Nav: ‘Take the next left turn.’
Me: ‘That’s not right.’
Nav: ‘No shit.’
“Sleep is for the dead”. Yeah cos you look so alive when you’re yawning. #stupidsayings
Her: I read on Facebook…
Me: I’m going to stop you there.
Scrolling the neighborhood Facebook page after switching everyone’s political signs with the opposing party
Moses: And number 7 is thou shalt not steal
Ol’ lying, thieving, murdering Dave who hates his parents: This is starting to feel personal
The endless handkerchief trick, but it’s me removing a tampon.
I’m at the age where “pop, lock, and drop” is about my knee giving out instead of dance moves
I’m just a boy… Standing in front of a girl…
Her: “Move.”
Taught my dog to shake hands and he just brokered a suspicious deal with our local union rep.
Bon Jovi must be at least 3/4 of the way there by now.
I’d rather my kid bring home head lice than another goddamn fundraising form.
I like that the doctor always asks if I’m a smoker. When I say yes, he tells me I should quit.
No shit? Thanks. Here’s all my money.
My 4yo said “daddy, I have two poops on my phone” and I was thankful to see they were just emojis
I’ve noticed eating popcorn during video calls tends to get them wrapped right up. Give it a go.
Me: *gestures to the bellhop to take my bags to my room*
Vanilla Ice: Yo man, I don’t work here
M: *slips him a five*
VI: Right away sir
If you poop your pants while fishing, is it still called a boating accident? And can you claim it against insurance?
WATSON: we found one set of footprints in the driveway
SHERLOCK [smokes pipe]: so God was carrying the suspect
“Put your pants on grandma, you’re scaring the reptiles!”
– Me, camping
If you were ever wondering what that last doughnut is doing while it listens to you eat its siblings…
You know instead of saying half a dozen you could just say 6, right?
When I said I was nostalgic for the 80s – I meant the music not the Cold War.
if umpires are supposed to be so decisive then they should just be called pires
When she was 3, I took my youngest to makeup a gymnastics class we’d missed. The entire hr she was surly af & I had no idea why.
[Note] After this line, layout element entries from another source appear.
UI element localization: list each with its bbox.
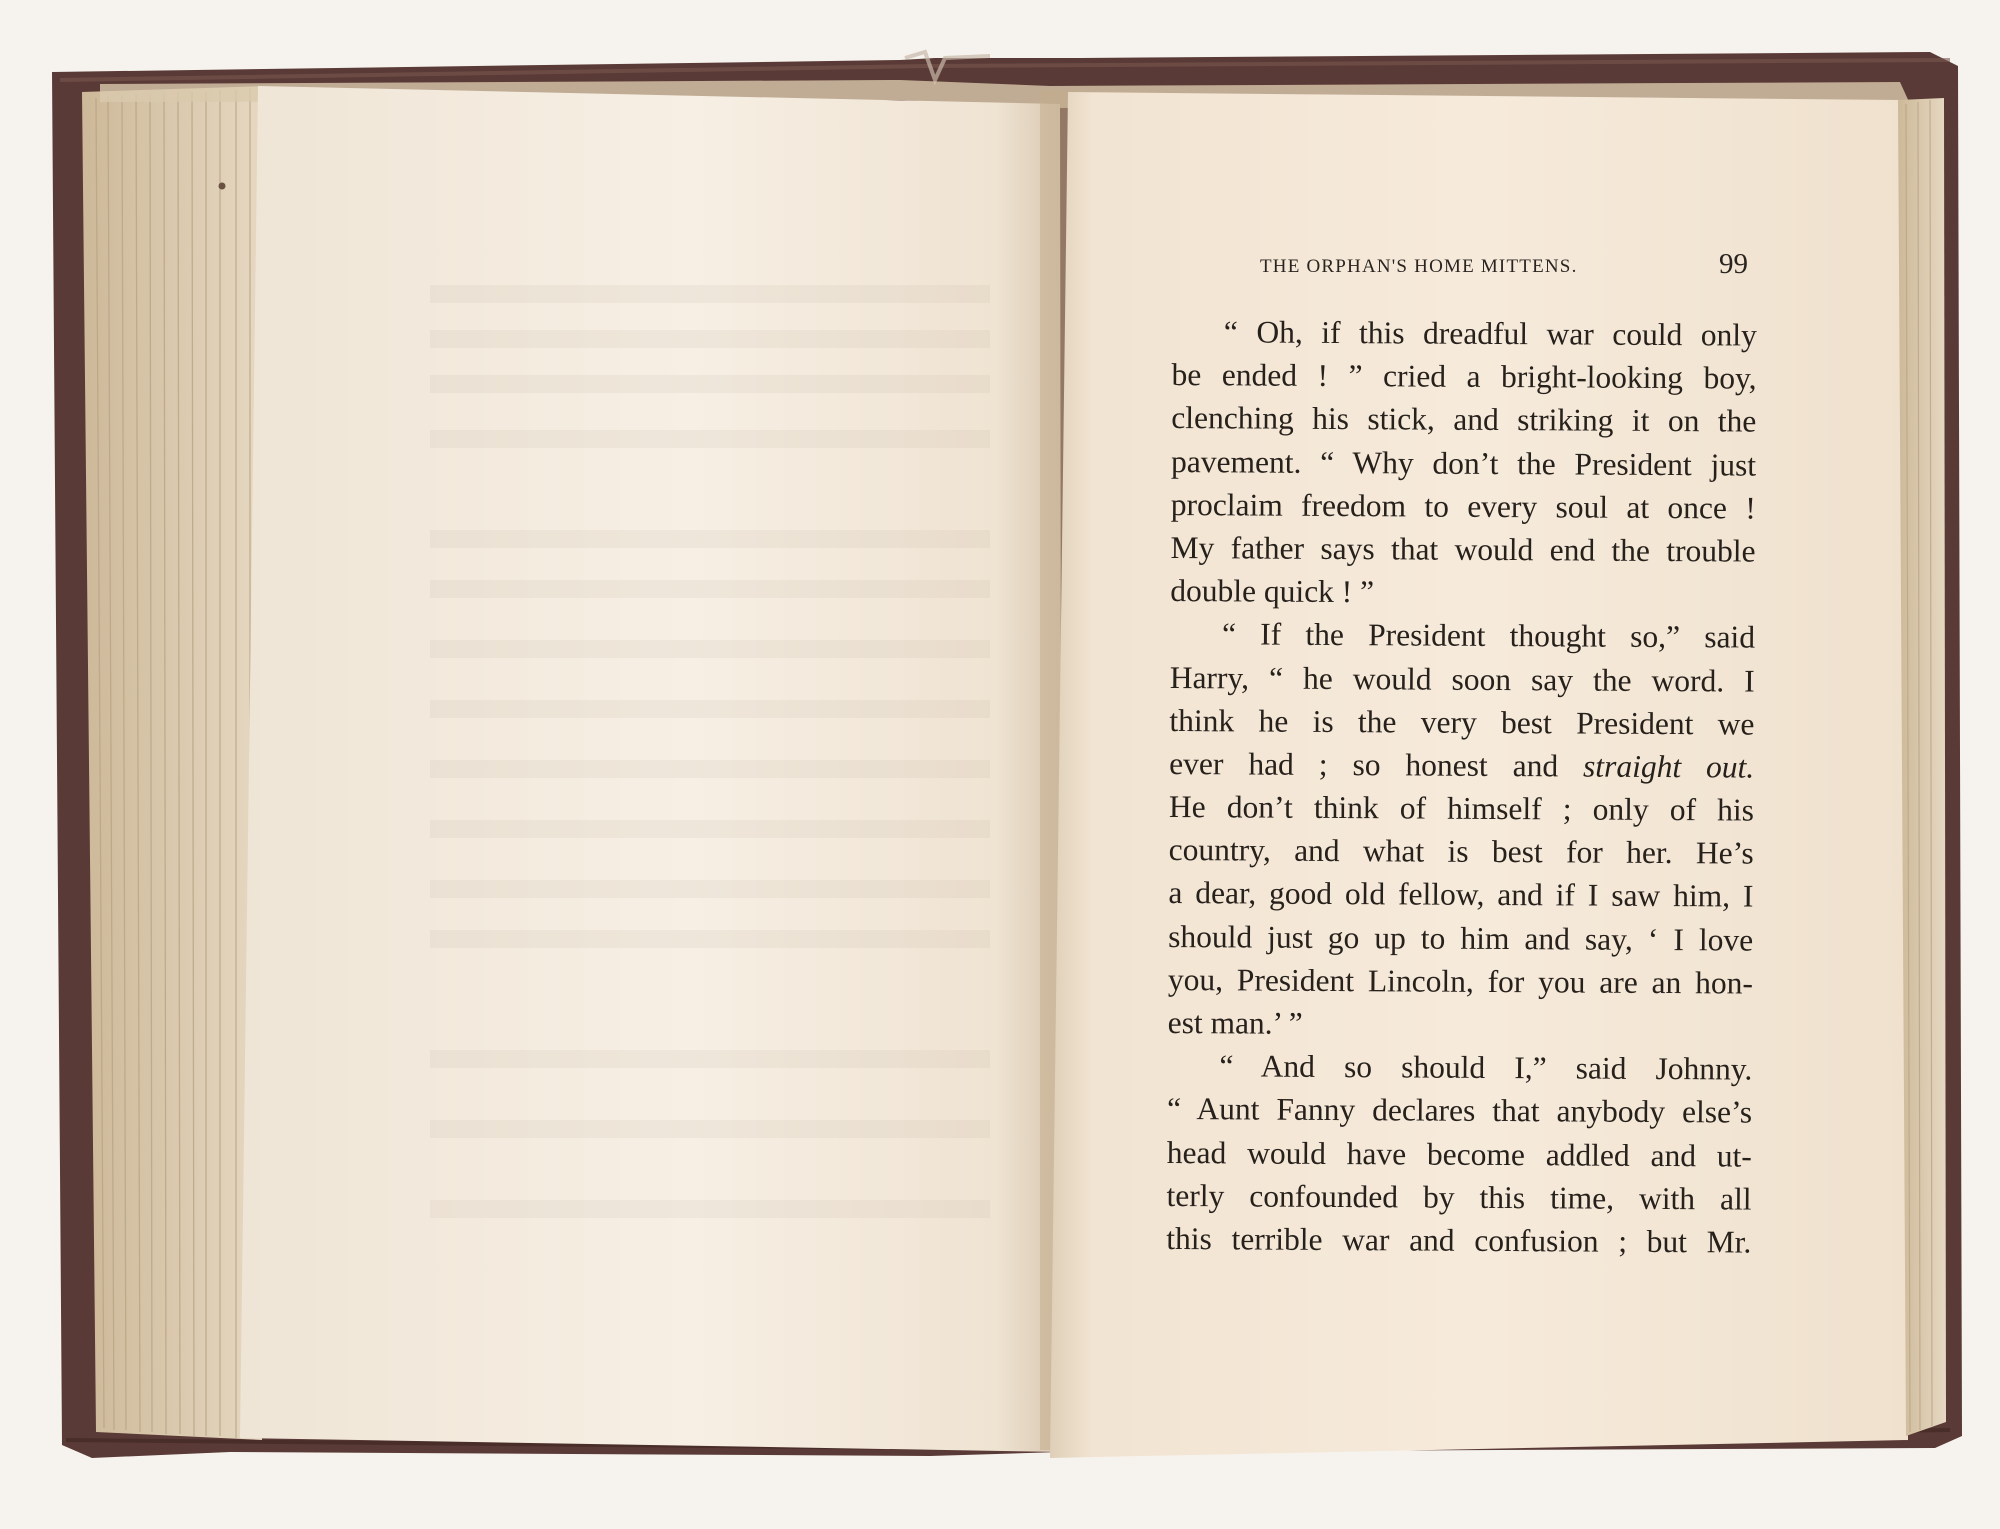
text-segment: should just go up to him and say, ‘ I love: [1168, 918, 1754, 958]
text-segment: a dear, good old fellow, and if I saw him, I: [1168, 875, 1754, 914]
page-number: 99: [1719, 248, 1748, 280]
text-line: [1167, 1131, 1752, 1178]
text-line: [1172, 310, 1757, 357]
running-head: [1172, 248, 1764, 288]
text-line: [1166, 1174, 1751, 1221]
text-line: [1168, 1001, 1753, 1048]
text-segment: “ If the President thought so,” said: [1221, 616, 1756, 655]
text-segment: country, and what is best for her. He’s: [1168, 832, 1754, 871]
text-line: [1169, 828, 1754, 875]
text-line: [1171, 396, 1756, 443]
text-line: [1170, 526, 1755, 573]
running-title: THE ORPHAN'S HOME MITTENS.: [1260, 256, 1578, 277]
text-line: [1168, 915, 1753, 962]
text-segment: Harry, “ he would soon say the word. I: [1169, 659, 1755, 699]
text-line: [1169, 785, 1754, 832]
text-segment: double quick ! ”: [1170, 573, 1375, 610]
text-segment: My father says that would end the trouble: [1170, 529, 1756, 569]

On the car ride home, she bold-faced stared me down and said, “MOM, we didn’t do ANY makeup in this class, you LIED.”
Kids.
people say they’re “over the moon” when they’re happy, but it’s a lie; the moon is one of those things you will never truly get over
HER: Hi, I’m your real estate agent.
ME: It’s okay, I can tell when someone is imaginary, you can just say “estate agent”.
At my age, a new driver’s license doesn’t have an Expires On date. It has a Renew If You Haven’t Expired On date.